Much attention is directed at the race in developing large language models (LLMs) such as GPT-4, Gemini, Claude and DeepSeek, which are competing to outperform each other in language generation and content creation. However, these models, trained mainly on English and Western culture-centric data, perform badly in non-Western contexts and languages.

This is an unfortunate development, as artificial intelligence (AI) technology, with the right focus, has the potential to address pressing societal challenges. For example, in a recent Correspondence1 in this journal, Chakraborty et al. highlight the potential of generative AI to support public mental health care in India, particularly in suicide prevention. LLM-based systems could alleviate challenges posed by the country’s vast population, cultural diversity, shortage of trained professionals, and the stigma that surrounds mental health. However, although current systems perform well on specialized tasks in English or basic tasks across many languages, they remain inadequate for specialized, culturally sensitive applications. Chakraborty et al.1 call for the development of cost-effective models tailored to the Indian context, trained on native languages and capable of operating with minimal user IT infrastructure.

A recent News Feature in Nature India by Sibusiso Biyela, Amr Rageh and Shakoor Rather explores the rise and promise of generative AI in the global south, while highlighting the limited multilingual and multicultural capabilities of widely used LLMs. The authors point out that although vast amounts of English-language data are available on the internet, data in languages such as Hindi, Arabic or Xhosa remain scarce. As a result, testing LLM performances in other languages leads to unimpressive results, as the models not only struggle with grammar and vocabulary but miss cultural nuances. To address similar challenges in the context of African languages, researchers led by David Ifeoluwa Adelani developed AfroBench, a multi-task benchmark designed to evaluate the performance of LLMs in 64 African languages2. The study identified major gaps in tasks such as reasoning, summarization and text classification for nearly all languages tested. In other work, researchers used a benchmark dataset of 670 languages spoken across five continents to assess ChatGPT’s language identification abilities, and found it had poor performance, specifically on African languages3.

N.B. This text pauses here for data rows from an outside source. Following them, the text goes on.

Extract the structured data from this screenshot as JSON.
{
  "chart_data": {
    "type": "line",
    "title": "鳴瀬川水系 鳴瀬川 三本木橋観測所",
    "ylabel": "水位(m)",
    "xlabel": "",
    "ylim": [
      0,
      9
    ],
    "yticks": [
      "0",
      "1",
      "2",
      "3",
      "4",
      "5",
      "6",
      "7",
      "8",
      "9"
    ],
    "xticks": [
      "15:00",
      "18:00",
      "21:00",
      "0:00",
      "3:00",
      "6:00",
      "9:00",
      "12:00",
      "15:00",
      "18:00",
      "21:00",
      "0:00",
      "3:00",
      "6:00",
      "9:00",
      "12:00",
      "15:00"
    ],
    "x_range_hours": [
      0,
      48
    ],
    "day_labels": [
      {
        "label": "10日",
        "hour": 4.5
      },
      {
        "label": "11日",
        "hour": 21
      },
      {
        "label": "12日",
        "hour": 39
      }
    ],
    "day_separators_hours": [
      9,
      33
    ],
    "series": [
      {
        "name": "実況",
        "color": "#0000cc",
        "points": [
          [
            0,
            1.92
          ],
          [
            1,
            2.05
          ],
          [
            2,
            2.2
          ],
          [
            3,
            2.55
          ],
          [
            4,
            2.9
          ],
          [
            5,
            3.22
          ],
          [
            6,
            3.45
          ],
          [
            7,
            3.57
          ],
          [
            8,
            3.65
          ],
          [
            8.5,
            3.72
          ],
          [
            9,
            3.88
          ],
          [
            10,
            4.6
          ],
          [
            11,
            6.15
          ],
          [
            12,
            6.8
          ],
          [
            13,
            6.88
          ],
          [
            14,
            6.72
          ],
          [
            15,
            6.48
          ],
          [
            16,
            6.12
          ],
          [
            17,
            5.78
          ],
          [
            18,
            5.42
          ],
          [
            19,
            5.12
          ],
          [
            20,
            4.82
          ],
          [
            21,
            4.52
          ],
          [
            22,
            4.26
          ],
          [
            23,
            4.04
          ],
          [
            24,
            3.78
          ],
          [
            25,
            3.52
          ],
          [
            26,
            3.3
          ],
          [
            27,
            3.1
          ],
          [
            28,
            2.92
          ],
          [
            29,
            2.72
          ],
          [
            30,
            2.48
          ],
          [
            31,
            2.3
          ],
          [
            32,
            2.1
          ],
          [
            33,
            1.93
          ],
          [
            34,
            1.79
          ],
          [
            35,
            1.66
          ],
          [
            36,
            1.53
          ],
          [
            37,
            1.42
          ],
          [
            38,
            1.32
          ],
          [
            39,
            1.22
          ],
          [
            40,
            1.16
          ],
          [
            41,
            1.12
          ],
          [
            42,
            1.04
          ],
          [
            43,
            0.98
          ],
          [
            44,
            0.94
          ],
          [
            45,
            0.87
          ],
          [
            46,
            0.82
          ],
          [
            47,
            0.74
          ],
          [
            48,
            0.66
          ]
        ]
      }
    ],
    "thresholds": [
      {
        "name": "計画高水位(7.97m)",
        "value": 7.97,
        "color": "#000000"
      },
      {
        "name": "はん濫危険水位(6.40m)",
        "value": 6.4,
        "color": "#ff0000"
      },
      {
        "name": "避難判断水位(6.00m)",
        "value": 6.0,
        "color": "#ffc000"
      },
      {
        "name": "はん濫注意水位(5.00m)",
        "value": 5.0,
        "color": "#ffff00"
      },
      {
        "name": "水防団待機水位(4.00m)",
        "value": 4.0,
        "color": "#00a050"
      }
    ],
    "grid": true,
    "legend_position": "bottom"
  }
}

Better data representation for native languages is urgently needed. In a digital-first world, with most content and AI tools limited to English-language culture and context, there is a real risk of cultural erasure, with younger generations growing up less aware of local history and culture, as Balaraman Ravindran writes in a Comment in Nature India about bridging the AI divide. Moreover, it is important for AI researchers and communities from the global south to take charge of the development of AI systems that can serve localized societal needs.

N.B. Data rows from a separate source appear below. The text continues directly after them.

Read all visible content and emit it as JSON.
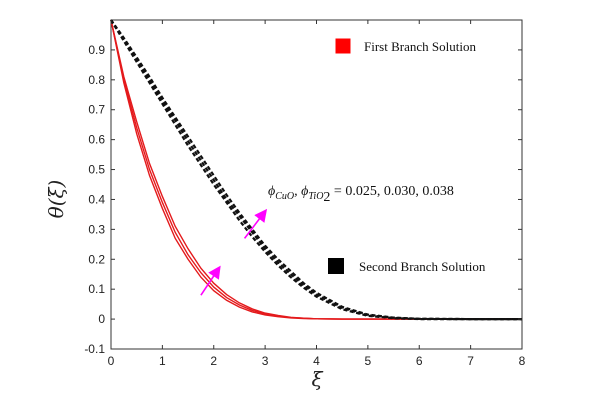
{
  "chart_data": {
    "type": "line",
    "xlabel": "ξ",
    "ylabel": "θ(ξ)",
    "xlim": [
      0,
      8
    ],
    "ylim": [
      -0.1,
      1.0
    ],
    "xticks": [
      0,
      1,
      2,
      3,
      4,
      5,
      6,
      7,
      8
    ],
    "yticks": [
      -0.1,
      0,
      0.1,
      0.2,
      0.3,
      0.4,
      0.5,
      0.6,
      0.7,
      0.8,
      0.9
    ],
    "grid": false,
    "x": [
      0,
      0.25,
      0.5,
      0.75,
      1.0,
      1.25,
      1.5,
      1.75,
      2.0,
      2.25,
      2.5,
      2.75,
      3.0,
      3.25,
      3.5,
      3.75,
      4.0,
      4.5,
      5.0,
      5.5,
      6.0,
      7.0,
      8.0
    ],
    "series": [
      {
        "branch": "first",
        "style": "solid",
        "color": "#e41a1c",
        "values": [
          1.0,
          0.79,
          0.62,
          0.48,
          0.37,
          0.27,
          0.2,
          0.14,
          0.095,
          0.063,
          0.04,
          0.024,
          0.014,
          0.008,
          0.004,
          0.002,
          0.001,
          0.0,
          0.0,
          0.0,
          0.0,
          0.0,
          0.0
        ]
      },
      {
        "branch": "first",
        "style": "solid",
        "color": "#e41a1c",
        "values": [
          1.0,
          0.8,
          0.64,
          0.5,
          0.39,
          0.29,
          0.215,
          0.155,
          0.107,
          0.072,
          0.047,
          0.029,
          0.017,
          0.01,
          0.005,
          0.003,
          0.001,
          0.0,
          0.0,
          0.0,
          0.0,
          0.0,
          0.0
        ]
      },
      {
        "branch": "first",
        "style": "solid",
        "color": "#e41a1c",
        "values": [
          1.0,
          0.81,
          0.66,
          0.52,
          0.41,
          0.31,
          0.235,
          0.17,
          0.12,
          0.082,
          0.054,
          0.034,
          0.02,
          0.012,
          0.006,
          0.003,
          0.001,
          0.0,
          0.0,
          0.0,
          0.0,
          0.0,
          0.0
        ]
      },
      {
        "branch": "second",
        "style": "dashed",
        "color": "#111111",
        "values": [
          1.0,
          0.93,
          0.86,
          0.79,
          0.72,
          0.65,
          0.58,
          0.515,
          0.45,
          0.39,
          0.33,
          0.275,
          0.225,
          0.18,
          0.14,
          0.105,
          0.075,
          0.033,
          0.011,
          0.003,
          0.0,
          0.0,
          0.0
        ]
      },
      {
        "branch": "second",
        "style": "dashed",
        "color": "#111111",
        "values": [
          1.0,
          0.935,
          0.87,
          0.8,
          0.73,
          0.665,
          0.595,
          0.53,
          0.465,
          0.4,
          0.345,
          0.29,
          0.235,
          0.19,
          0.15,
          0.113,
          0.082,
          0.037,
          0.013,
          0.004,
          0.001,
          0.0,
          0.0
        ]
      },
      {
        "branch": "second",
        "style": "dashed",
        "color": "#111111",
        "values": [
          1.0,
          0.94,
          0.875,
          0.81,
          0.74,
          0.675,
          0.61,
          0.545,
          0.48,
          0.415,
          0.355,
          0.3,
          0.245,
          0.2,
          0.16,
          0.12,
          0.088,
          0.041,
          0.015,
          0.005,
          0.001,
          0.0,
          0.0
        ]
      }
    ],
    "legend": [
      {
        "label": "First Branch Solution",
        "color": "#ff0000"
      },
      {
        "label": "Second Branch Solution",
        "color": "#000000"
      }
    ],
    "annotation": {
      "text": "ϕ",
      "sub1": "CuO",
      "sep": ", ϕ",
      "sub2": "TiO",
      "sub2b": "2",
      "rest": " = 0.025, 0.030, 0.038"
    },
    "arrows": [
      {
        "from": [
          1.75,
          0.08
        ],
        "to": [
          2.1,
          0.17
        ],
        "color": "#ff00ff"
      },
      {
        "from": [
          2.6,
          0.27
        ],
        "to": [
          3.0,
          0.36
        ],
        "color": "#ff00ff"
      }
    ]
  }
}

Several grassroots initiatives are working to shift the focus, challenging the concentration of AI power within technology companies. In a recent Comment in Nature Africa, Georgina Curto et al. discuss AI developments in Africa. Several of the authors are involved in the Deep Learning Indaba, a non-profit organization founded in 2017 to build a machine learning community in Africa and ensure that African researchers are involved in global AI conversations (Indaba means ‘gathering’ in Zulu). Another initiative, Masakhane, is a grassroots community focused on natural language processing (NLP) research in African languages and is the driving force behind the AfroBench initiative.

Curto et al. highlight the development of home-grown small language models (SLMs), typically having fewer than a billion parameters (in comparison, mainstream LLMs are hitting the trillion-parameter mark). These models are optimized for the context of tasks that can make a difference to individual communities. The authors point out that these smaller models can outperform larger ones in tasks such as mathematical problem solving and code generation. The development and adoption of SLMs promotes an entrepreneurial AI ecosystem focussed on applying LLMs to practical regional challenges in education, health and environment, benefitting local talent.

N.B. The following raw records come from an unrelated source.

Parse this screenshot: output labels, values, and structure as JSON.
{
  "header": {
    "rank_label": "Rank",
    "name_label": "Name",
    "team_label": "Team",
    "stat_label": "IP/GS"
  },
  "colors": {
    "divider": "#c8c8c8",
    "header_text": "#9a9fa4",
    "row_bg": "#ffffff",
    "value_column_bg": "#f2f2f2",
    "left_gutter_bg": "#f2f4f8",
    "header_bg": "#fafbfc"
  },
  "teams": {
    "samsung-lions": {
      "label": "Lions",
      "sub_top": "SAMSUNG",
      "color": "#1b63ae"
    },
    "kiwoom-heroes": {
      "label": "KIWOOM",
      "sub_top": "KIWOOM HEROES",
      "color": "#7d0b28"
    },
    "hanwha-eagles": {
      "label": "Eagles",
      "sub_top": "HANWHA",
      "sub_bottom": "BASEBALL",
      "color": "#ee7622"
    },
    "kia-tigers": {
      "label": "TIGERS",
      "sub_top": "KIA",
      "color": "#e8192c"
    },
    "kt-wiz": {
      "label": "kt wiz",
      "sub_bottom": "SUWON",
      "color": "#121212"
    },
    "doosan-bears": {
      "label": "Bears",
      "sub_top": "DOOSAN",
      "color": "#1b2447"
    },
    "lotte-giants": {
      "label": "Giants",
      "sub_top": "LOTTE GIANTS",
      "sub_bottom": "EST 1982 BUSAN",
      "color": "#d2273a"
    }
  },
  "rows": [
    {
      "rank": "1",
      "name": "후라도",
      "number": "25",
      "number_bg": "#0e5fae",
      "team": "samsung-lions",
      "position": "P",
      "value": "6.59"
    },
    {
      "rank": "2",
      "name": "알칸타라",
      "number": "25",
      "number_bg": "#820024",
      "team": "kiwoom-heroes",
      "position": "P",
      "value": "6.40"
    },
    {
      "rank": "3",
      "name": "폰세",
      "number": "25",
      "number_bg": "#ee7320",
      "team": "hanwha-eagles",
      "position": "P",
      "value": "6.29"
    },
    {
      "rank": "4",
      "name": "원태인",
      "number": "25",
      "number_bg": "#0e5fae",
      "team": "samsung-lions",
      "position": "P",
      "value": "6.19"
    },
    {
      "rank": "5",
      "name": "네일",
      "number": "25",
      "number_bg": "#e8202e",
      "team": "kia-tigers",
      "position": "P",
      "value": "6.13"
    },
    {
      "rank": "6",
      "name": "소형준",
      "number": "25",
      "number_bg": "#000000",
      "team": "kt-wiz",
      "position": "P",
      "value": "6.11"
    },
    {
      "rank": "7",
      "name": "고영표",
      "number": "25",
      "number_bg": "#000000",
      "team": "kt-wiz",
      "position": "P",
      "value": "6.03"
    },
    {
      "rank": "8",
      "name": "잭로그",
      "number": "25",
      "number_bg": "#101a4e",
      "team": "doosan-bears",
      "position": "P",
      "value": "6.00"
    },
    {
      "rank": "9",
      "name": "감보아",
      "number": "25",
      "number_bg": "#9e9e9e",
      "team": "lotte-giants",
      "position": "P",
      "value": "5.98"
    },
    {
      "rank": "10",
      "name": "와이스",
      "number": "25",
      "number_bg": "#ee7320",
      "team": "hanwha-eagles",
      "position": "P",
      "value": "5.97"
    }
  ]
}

There is a real opportunity for the global south to take charge of the AI agenda, as they have the ideas, talent and data to develop AI solutions in local contexts, as the authors write in the News Feature and Comments mentioned above. Government input is needed, with accompanying ethical and governance frameworks, to ensure that countries develop an independent AI infrastructure. Instead of continuing the global AI race, researchers and developers in the global south can take charge of highly valuable curated datasets in the native languages they are creating and determine the directions of AI research that will benefit their own communities.